CISA Adds Microsoft Exchange and Cisco ASA Flaws to Known Exploited Vulnerabilities Catalog

U.S. Cybersecurity and Infrastructure Security Agency (CISA) has added two significant vulnerabilities to its Known Exploited Vulnerabilities (KEV) catalog, urging federal agencies to address the flaws with urgency. The agency cited the Binding Operational Directive (BOD) 22-01, which notes that the vulnerabilities must be addressed by a certain date to protect networks from potential attacks.

The two vulnerabilities are:

  1. CVE-2020-3259 Cisco ASA and FTD Information Disclosure Vulnerability: This vulnerability is an information disclosure issue that affects the web services interface of ASA and FTD devices. Cisco addressed the bug in May 2020.
  2. CVE-2024-21410 Microsoft Exchange Server Privilege Escalation Vulnerability: This is a bypass vulnerability that allows an attacker to bypass the SmartScreen user experience and inject code to potentially gain code execution. This could lead to data exposure, a lack of system availability, or both.
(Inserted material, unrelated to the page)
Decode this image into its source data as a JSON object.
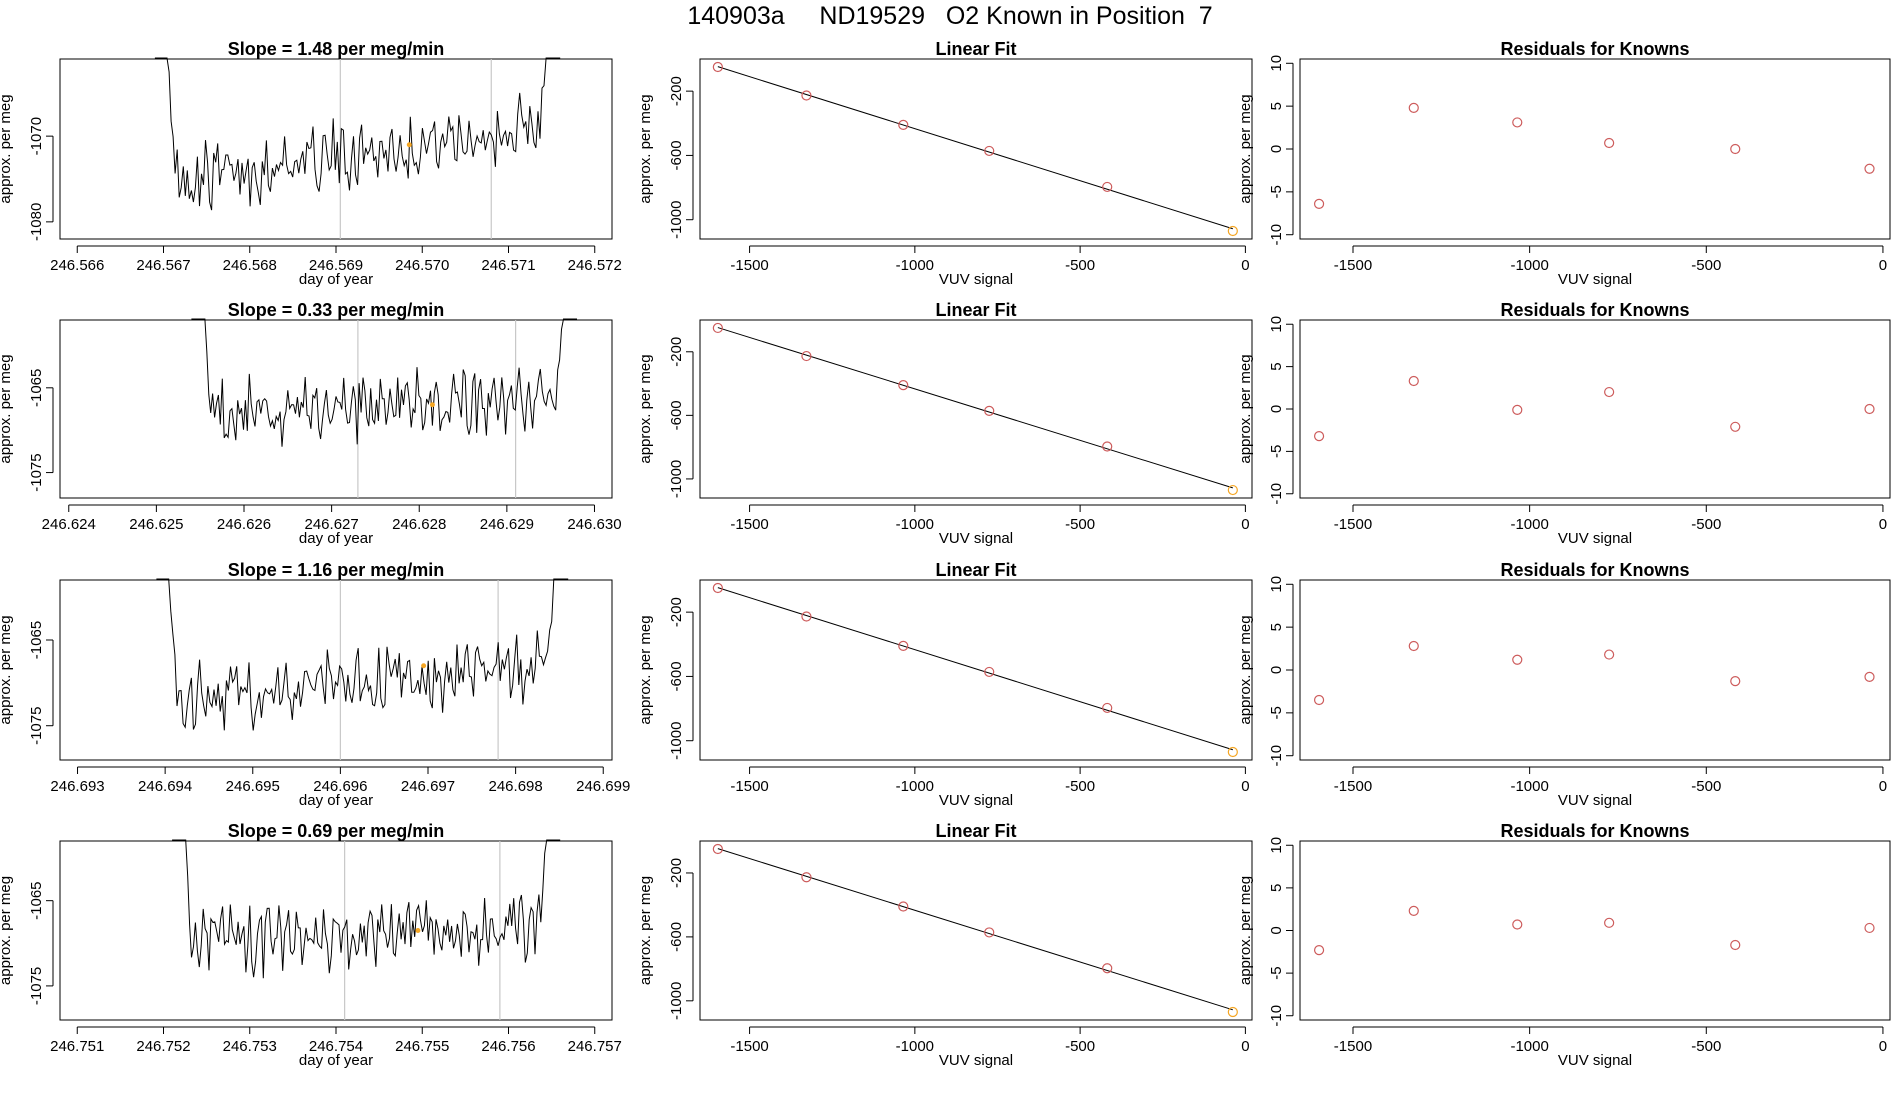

Microsoft advises that an attacker could target an NTLM client such as Outlook with an NTLM credentials-leaking type vulnerability.

Leaked credentials could then be relayed against the Exchange server to gain privileges as the victim client and perform operations on the Exchange server on the victim's behalf.

According to the CISA catalog, federal agencies must fix these vulnerabilities by March 7, 2024. The Binding Operational Directive (BOD) 22-01 requires federal agencies to address the identified vulnerabilities by the due date to mitigate the risk of network attacks.

Security experts recommend that private organizations review the Catalog and address any vulnerabilities in their infrastructure to prevent potential threats.

Following the recent vulnerability exchange between the U.S. government and Microsoft, the Binding Operational Directive (BOD) 22-01 was put into effect. This requires all federal agencies to address the Known Exploited Vulnerabilities catalog by a set deadline. The catalog is regularly updated with vulnerabilities that are actively being exploited in the wild and pose a significant risk to the network security of federal agencies.

Organizations that have not yet implemented the necessary fixes for these vulnerabilities are at risk of attack and should address them as soon as possible.